Bakanlık iddiaları reddetti
Hüseyin’in gözaltında kaybedilmesi soru önergesi ile meclise taşındı. Aile dönemin İstanbul Emniyet Müdürü Mehmet Ağar, Başbakan Süleyman Demirel ve İçişleri Bakanı İsmet Sezgin ile görüştü.
İçişleri Bakanı İsmet Sezgin, 13 Aralık 1991 tarihinde Hüseyin Toraman ile ilgili iddiaları içeren soru önergesine verdiği cevapta tüm iddialarını reddetti.
Toraman Ailesi’nin Hüseyin’in akıbetinin araştırılması talebiyle başvurduğu TBMM İnsan Hakları İnceleme Komisyonu da hazırladığı raporda; ‘kayıt dışı gözaltına alınan oğlumuz kaybedildi’ diye feryad eden aileye ‘gözaltına alındığı ileri sürülen Hüseyin Toraman’ın gözaltına alındığına dair hiçbir kayıt bulunmadı’ dedi.
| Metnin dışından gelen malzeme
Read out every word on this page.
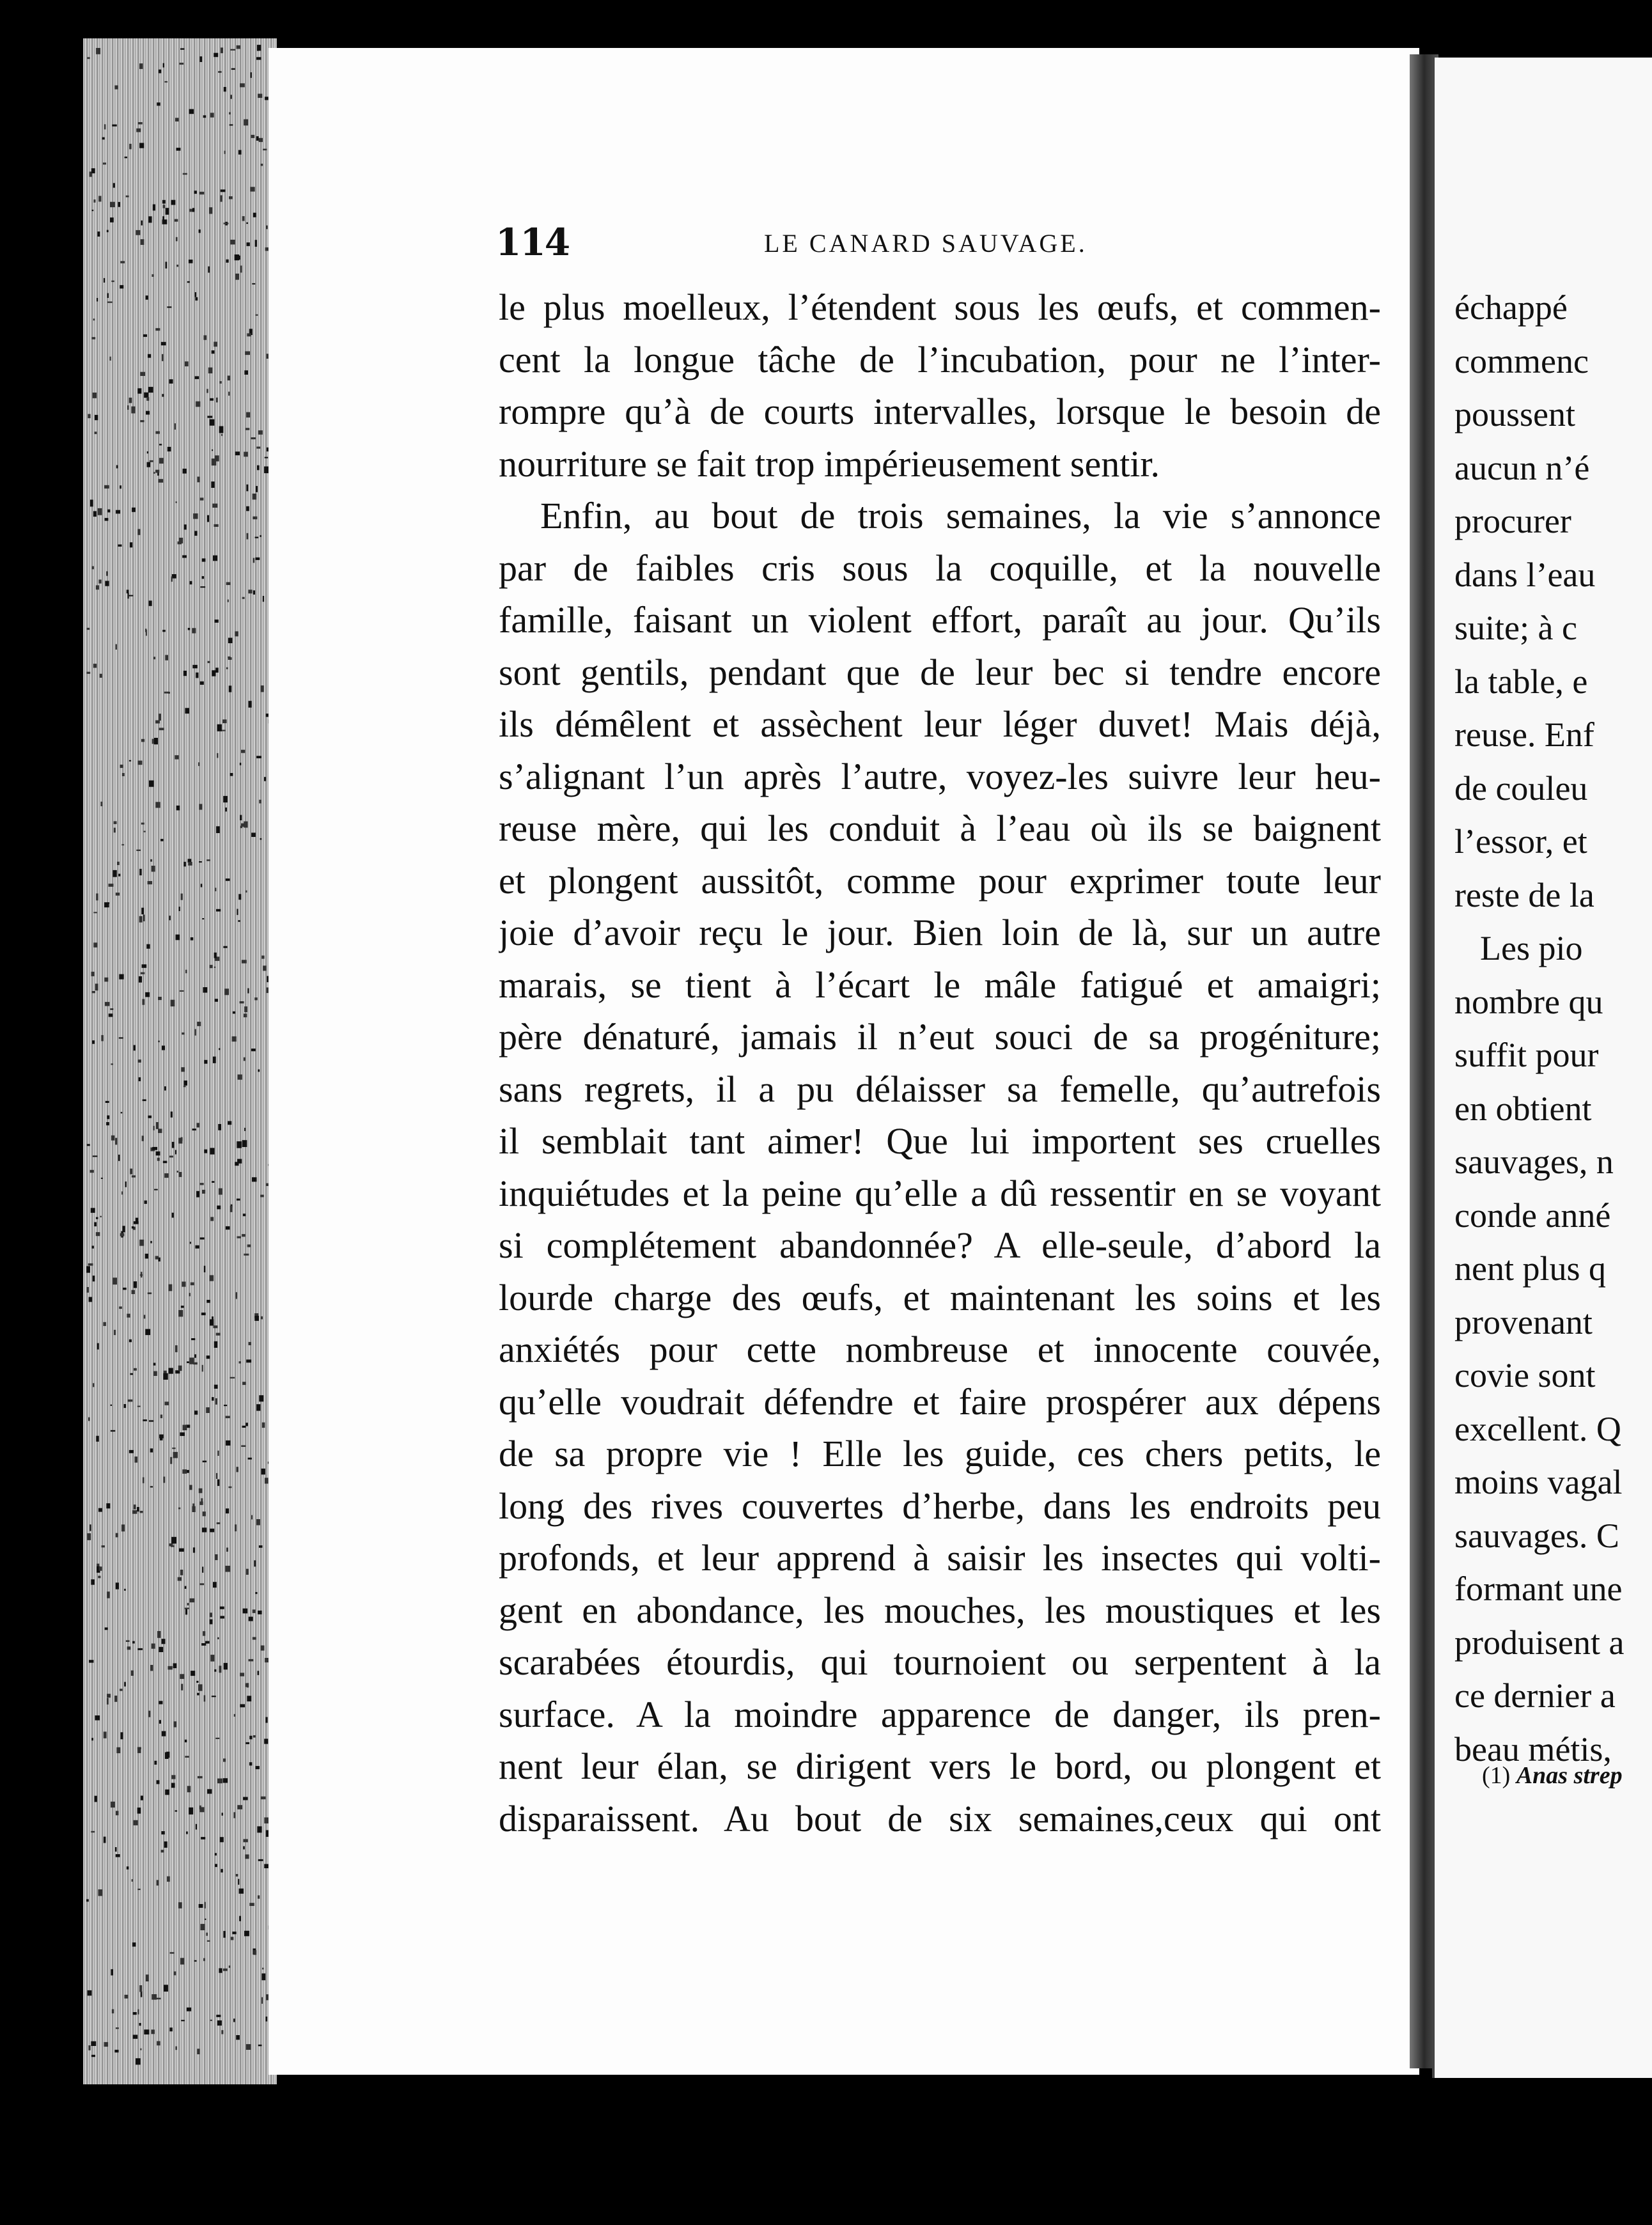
114	LE CANARD SAUVAGE.
le plus moelleux, l’étendent sous les œufs, et commen-
cent la longue tâche de l’incubation, pour ne l’inter-
rompre qu’à de courts intervalles, lorsque le besoin de
nourriture se fait trop impérieusement sentir.
Enfin, au bout de trois semaines, la vie s’annonce
par de faibles cris sous la coquille, et la nouvelle
famille, faisant un violent effort, paraît au jour. Qu’ils
sont gentils, pendant que de leur bec si tendre encore
ils démêlent et assèchent leur léger duvet! Mais déjà,
s’alignant l’un après l’autre, voyez-les suivre leur heu-
reuse mère, qui les conduit à l’eau où ils se baignent
et plongent aussitôt, comme pour exprimer toute leur
joie d’avoir reçu le jour. Bien loin de là, sur un autre
marais, se tient à l’écart le mâle fatigué et amaigri;
père dénaturé, jamais il n’eut souci de sa progéniture;
sans regrets, il a pu délaisser sa femelle, qu’autrefois
il semblait tant aimer! Que lui importent ses cruelles
inquiétudes et la peine qu’elle a dû ressentir en se voyant
si complétement abandonnée? A elle-seule, d’abord la
lourde charge des œufs, et maintenant les soins et les
anxiétés pour cette nombreuse et innocente couvée,
qu’elle voudrait défendre et faire prospérer aux dépens
de sa propre vie ! Elle les guide, ces chers petits, le
long des rives couvertes d’herbe, dans les endroits peu
profonds, et leur apprend à saisir les insectes qui volti-
gent en abondance, les mouches, les moustiques et les
scarabées étourdis, qui tournoient ou serpentent à la
surface. A la moindre apparence de danger, ils pren-
nent leur élan, se dirigent vers le bord, ou plongent et
disparaissent. Au bout de six semaines,ceux qui ont
échappé
commenc
poussent
aucun n’é
procurer
dans l’eau
suite; à c
la table, e
reuse. Enf
de couleu
l’essor, et
reste de la
Les pio
nombre qu
suffit pour
en obtient
sauvages, n
conde anné
nent plus q
provenant
covie sont
excellent. Q
moins vagal
sauvages. C
formant une
produisent a
ce dernier a
beau métis,
(1) Anas strep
Ailenin ve İHD’nin tüm ilgili kurum ve kişilere yaptığı başvurular sonuçsuz kaldı. Hüseyin Toraman’ın gözaltına alındığı inkar edildi. 1991 yılında Fatih Cumhuriyet Savcılığı tarafından açılan soruşturma bir sonuca ulaşmadı.
Dosya kapatıldı
2011 yılında yapılan başvuru sonucunda İstanbul Cumhuriyet Savcılığının başlattığı soruşturma ise ‘zamanaşımı süresi dolduğundan soruşturmaya yer olmadığı’ kararı ile kapatıldı. Yapılan itiraz sonucunda dosya üzerindeki kapatma kararı kaldırıldı. Ancak dosyada bugüne kadar bir gelişme yaşanmadı.
Hüseyin Toraman’ın gözaltında kaybedilişinin 30. yılında bir kez daha talep ediyoruz:
Devlet hukuka uysun; Hüseyin Toraman’ın akıbetine dair derhal etkili soruşturma yapma yükümlülüğünü yerine getirsin, suçtan sorumlu olanları tespit edip cezalandırılmalarını sağlasın.